We’re experiencing a communication problem.
Moral norms are one thing…surely the scriptures and the magesterium teach infallibly in these areas.
Where difficulty lies is in the concrete, everyday lives of people and the choices they’re confronted with. There are any number of factors which affect people as they engage in moral decision-making.
What people are required to do is think with the church and then make the best decisions they can.
As an example…a nun I know of was kidnapped, tortured and gang-raped by the U.S. backed military regime in Guatemala in the 1980’s. After several days she managed to escape and returned home to her religous community in the US. She was psychologically devastated and her faith in shambles. It was discovered she had become impregnated by these sick, sick people. She was in utterly no condition to go through a pregnancy and give birth to a child. In the end she with the support of her community decided abortion was the best option.
The moral norm claims abortion is a grave and serious act worthy of condemndation. Now one gets to the nitty gritty of admittedly extreme cases like this and all of sudden “black and white” thinking goes astray…
Do you see what the church is pointing too? The moral norm is the ideal…in our decision-making we operate in less-than simple circumstances and must make the best choices we can while living in the shadow of moral norms…
Does this help?
I see a number of problems with your reasoning.
You acknowledge that the moral norm is the ideal, but then you effectively disregard the norm with the idea that we “must make best choices we can while living in the shadow of moral norms.” If such choices are in clear and indirect conflict with the norm then how is that you can say you are abiding by the norm?
Christ said “Be ye perfect as your Father in heaven is perfect”. But according to the logic of your argument Christ is requiring of us something that is not possible. Yet He promised us the grace to will the good that we should will, and to do the good that we should do.
Take for instance, your story about a nun who had an abortion. Did she have a choice in the matter? If so, did she think something good would be accomplished by having an abortion? Apparently so. However, St. Paul says we cannot do evil that good may come from it.

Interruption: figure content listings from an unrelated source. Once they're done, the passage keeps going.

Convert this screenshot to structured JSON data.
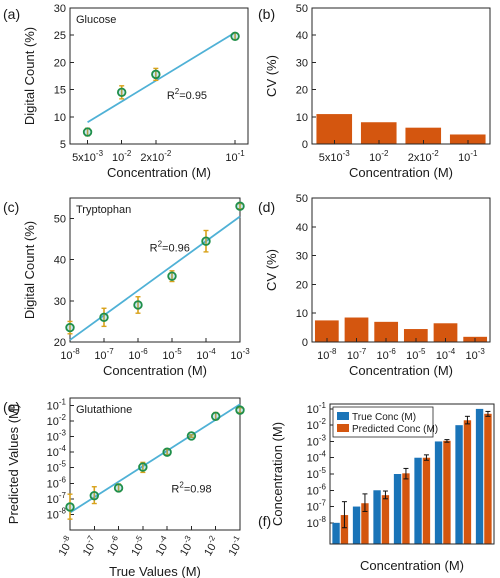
{
  "chart_data": [
    {
      "panel_label": "(a)",
      "title": "Glucose",
      "type": "scatter",
      "xscale": "log",
      "xlim": [
        0.0035,
        0.13
      ],
      "xticks": [
        {
          "v": 0.005,
          "label": "5x10",
          "sup": "-3"
        },
        {
          "v": 0.01,
          "label": "10",
          "sup": "-2"
        },
        {
          "v": 0.02,
          "label": "2x10",
          "sup": "-2"
        },
        {
          "v": 0.1,
          "label": "10",
          "sup": "-1"
        }
      ],
      "ylim": [
        5,
        30
      ],
      "yticks": [
        5,
        10,
        15,
        20,
        25,
        30
      ],
      "xlabel": "Concentration (M)",
      "ylabel": "Digital Count (%)",
      "points": [
        {
          "x": 0.005,
          "y": 7.2,
          "err": 0.7
        },
        {
          "x": 0.01,
          "y": 14.5,
          "err": 1.2
        },
        {
          "x": 0.02,
          "y": 17.8,
          "err": 1.1
        },
        {
          "x": 0.1,
          "y": 24.8,
          "err": 0.6
        }
      ],
      "fit": {
        "x": [
          0.005,
          0.1
        ],
        "y": [
          9.0,
          25.5
        ]
      },
      "annotation": {
        "text": "R",
        "sup": "2",
        "tail": "=0.95",
        "x": 0.025,
        "y": 13.3
      },
      "colors": {
        "marker": "#2fa5c8",
        "marker_edge": "#1f8f4a",
        "error": "#d9a21b",
        "fit": "#4fb1d6"
      }
    },
    {
      "panel_label": "(b)",
      "type": "bar",
      "categories": [
        {
          "label": "5x10",
          "sup": "-3"
        },
        {
          "label": "10",
          "sup": "-2"
        },
        {
          "label": "2x10",
          "sup": "-2"
        },
        {
          "label": "10",
          "sup": "-1"
        }
      ],
      "values": [
        11.0,
        8.0,
        6.0,
        3.5
      ],
      "ylim": [
        0,
        50
      ],
      "yticks": [
        0,
        10,
        20,
        30,
        40,
        50
      ],
      "xlabel": "Concentration (M)",
      "ylabel": "CV (%)",
      "colors": {
        "bar": "#d4560f"
      }
    },
    {
      "panel_label": "(c)",
      "title": "Tryptophan",
      "type": "scatter",
      "xscale": "log",
      "xlim": [
        1e-08,
        0.001
      ],
      "xticks": [
        {
          "v": 1e-08,
          "label": "10",
          "sup": "-8"
        },
        {
          "v": 1e-07,
          "label": "10",
          "sup": "-7"
        },
        {
          "v": 1e-06,
          "label": "10",
          "sup": "-6"
        },
        {
          "v": 1e-05,
          "label": "10",
          "sup": "-5"
        },
        {
          "v": 0.0001,
          "label": "10",
          "sup": "-4"
        },
        {
          "v": 0.001,
          "label": "10",
          "sup": "-3"
        }
      ],
      "ylim": [
        20,
        55
      ],
      "yticks": [
        20,
        30,
        40,
        50
      ],
      "xlabel": "Concentration (M)",
      "ylabel": "Digital Count (%)",
      "points": [
        {
          "x": 1e-08,
          "y": 23.5,
          "err": 1.5
        },
        {
          "x": 1e-07,
          "y": 26.0,
          "err": 2.2
        },
        {
          "x": 1e-06,
          "y": 29.0,
          "err": 2.0
        },
        {
          "x": 1e-05,
          "y": 36.0,
          "err": 1.3
        },
        {
          "x": 0.0001,
          "y": 44.5,
          "err": 2.6
        },
        {
          "x": 0.001,
          "y": 53.0,
          "err": 0.6
        }
      ],
      "fit": {
        "x": [
          1e-08,
          0.001
        ],
        "y": [
          20.5,
          50.5
        ]
      },
      "annotation": {
        "text": "R",
        "sup": "2",
        "tail": "=0.96",
        "x": 2.2e-06,
        "y": 42.0
      },
      "colors": {
        "marker": "#2fa5c8",
        "marker_edge": "#1f8f4a",
        "error": "#d9a21b",
        "fit": "#4fb1d6"
      }
    },
    {
      "panel_label": "(d)",
      "type": "bar",
      "categories": [
        {
          "label": "10",
          "sup": "-8"
        },
        {
          "label": "10",
          "sup": "-7"
        },
        {
          "label": "10",
          "sup": "-6"
        },
        {
          "label": "10",
          "sup": "-5"
        },
        {
          "label": "10",
          "sup": "-4"
        },
        {
          "label": "10",
          "sup": "-3"
        }
      ],
      "values": [
        7.5,
        8.5,
        7.0,
        4.5,
        6.5,
        1.8
      ],
      "ylim": [
        0,
        50
      ],
      "yticks": [
        0,
        10,
        20,
        30,
        40,
        50
      ],
      "xlabel": "Concentration (M)",
      "ylabel": "CV (%)",
      "colors": {
        "bar": "#d4560f"
      }
    },
    {
      "panel_label": "(e)",
      "title": "Glutathione",
      "type": "scatter",
      "xscale": "log",
      "yscale": "log",
      "xlim": [
        1e-08,
        0.1
      ],
      "ylim": [
        1e-09,
        0.3
      ],
      "xticks": [
        {
          "v": 1e-08,
          "label": "10",
          "sup": "-8"
        },
        {
          "v": 1e-07,
          "label": "10",
          "sup": "-7"
        },
        {
          "v": 1e-06,
          "label": "10",
          "sup": "-6"
        },
        {
          "v": 1e-05,
          "label": "10",
          "sup": "-5"
        },
        {
          "v": 0.0001,
          "label": "10",
          "sup": "-4"
        },
        {
          "v": 0.001,
          "label": "10",
          "sup": "-3"
        },
        {
          "v": 0.01,
          "label": "10",
          "sup": "-2"
        },
        {
          "v": 0.1,
          "label": "10",
          "sup": "-1"
        }
      ],
      "yticks": [
        {
          "v": 1e-08,
          "label": "10",
          "sup": "-8"
        },
        {
          "v": 1e-07,
          "label": "10",
          "sup": "-7"
        },
        {
          "v": 1e-06,
          "label": "10",
          "sup": "-6"
        },
        {
          "v": 1e-05,
          "label": "10",
          "sup": "-5"
        },
        {
          "v": 0.0001,
          "label": "10",
          "sup": "-4"
        },
        {
          "v": 0.001,
          "label": "10",
          "sup": "-3"
        },
        {
          "v": 0.01,
          "label": "10",
          "sup": "-2"
        },
        {
          "v": 0.1,
          "label": "10",
          "sup": "-1"
        }
      ],
      "xlabel": "True Values (M)",
      "ylabel": "Predicted Values (M)",
      "points": [
        {
          "x": 1e-08,
          "y": 3e-08,
          "lo": 5e-09,
          "hi": 2e-07
        },
        {
          "x": 1e-07,
          "y": 1.6e-07,
          "lo": 5e-08,
          "hi": 6e-07
        },
        {
          "x": 1e-06,
          "y": 5e-07,
          "lo": 3e-07,
          "hi": 9e-07
        },
        {
          "x": 1e-05,
          "y": 1.1e-05,
          "lo": 5e-06,
          "hi": 2.2e-05
        },
        {
          "x": 0.0001,
          "y": 0.0001,
          "lo": 7e-05,
          "hi": 0.00015
        },
        {
          "x": 0.001,
          "y": 0.0011,
          "lo": 0.0009,
          "hi": 0.0013
        },
        {
          "x": 0.01,
          "y": 0.02,
          "lo": 0.012,
          "hi": 0.035
        },
        {
          "x": 0.1,
          "y": 0.05,
          "lo": 0.035,
          "hi": 0.07
        }
      ],
      "fit": {
        "x": [
          1e-08,
          0.1
        ],
        "y": [
          1.3e-08,
          0.12
        ]
      },
      "annotation": {
        "text": "R",
        "sup": "2",
        "tail": "=0.98",
        "x": 0.00015,
        "y": 2.5e-07
      },
      "colors": {
        "marker": "#2fa5c8",
        "marker_edge": "#1f8f4a",
        "error": "#d9a21b",
        "fit": "#4fb1d6"
      }
    },
    {
      "panel_label": "(f)",
      "type": "bar",
      "yscale": "log",
      "ylim": [
        5e-10,
        0.2
      ],
      "yticks": [
        {
          "v": 1e-08,
          "label": "10",
          "sup": "-8"
        },
        {
          "v": 1e-07,
          "label": "10",
          "sup": "-7"
        },
        {
          "v": 1e-06,
          "label": "10",
          "sup": "-6"
        },
        {
          "v": 1e-05,
          "label": "10",
          "sup": "-5"
        },
        {
          "v": 0.0001,
          "label": "10",
          "sup": "-4"
        },
        {
          "v": 0.001,
          "label": "10",
          "sup": "-3"
        },
        {
          "v": 0.01,
          "label": "10",
          "sup": "-2"
        },
        {
          "v": 0.1,
          "label": "10",
          "sup": "-1"
        }
      ],
      "xlabel": "Concentration (M)",
      "ylabel": "Concentration (M)",
      "series": [
        {
          "name": "True Conc (M)",
          "color": "#1a74b8",
          "values": [
            1e-08,
            1e-07,
            1e-06,
            1e-05,
            0.0001,
            0.001,
            0.01,
            0.1
          ]
        },
        {
          "name": "Predicted Conc (M)",
          "color": "#d4560f",
          "values": [
            3e-08,
            1.6e-07,
            5e-07,
            1.1e-05,
            0.0001,
            0.0011,
            0.02,
            0.05
          ],
          "lo": [
            5e-09,
            5e-08,
            3e-07,
            5e-06,
            7e-05,
            0.0009,
            0.012,
            0.035
          ],
          "hi": [
            2e-07,
            6e-07,
            9e-07,
            2.2e-05,
            0.00015,
            0.0013,
            0.035,
            0.07
          ]
        }
      ],
      "legend_position": "top-left"
    }
  ]
}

In modern ethical parlance, we say the end does not justify the means.
What were the means in this case? Killing a pre-natal child. Pre-natal child murder has never resolved rape. It does not undo the fact that a rape has occurred. It does not undo the severe trauma of rape. What it does is add the guilt of murder to the victim’s already existing emotional trauma. The problem has thus been severely compounded.
Perhaps you are not yet an ethical relativist, but what you are describing is a situation ethics that borders on a practical relativism, though theoretically you still admit to objective norms. Perhaps the likes of Charles Curran would agree with your logic, but the Church has formally disagreed with Charles Curran.
In “What’s Wrong With the World”, G.K. Chesterton says, “The Christian ideal has not been tried and found wanting. It has been found difficult; and left untried.” Christianity does not say we are to apply the moral norms the best we can to individual situations, and just leave it at that. Application of moral norms to the particular requires a well-formed conscience. We are called to form our consciences in Catholic moral teaching. Furthermore, a competent spiritual adviser should be resorted to in difficult moral situations.
I once met a young Catholic lady at a pro-life convention. She had two young twin boys. The father of her boys was her drug-crazed brother who raped her. Yet, she found the courage in Christ to give birth to the twins and to tell people that the father of her children is her brother. I think her courage is absolutely heroic. And so she was a marvelous witness for the pro-life cause. She is most happy that she did not choose to abort. The twins were absolutely adorable.
How could she have been better off spiritually and emotionally if she had aborted the twins and publicly concealed the fact she was raped by her brother? She took the norm “Thou shalt not kill” most seriously.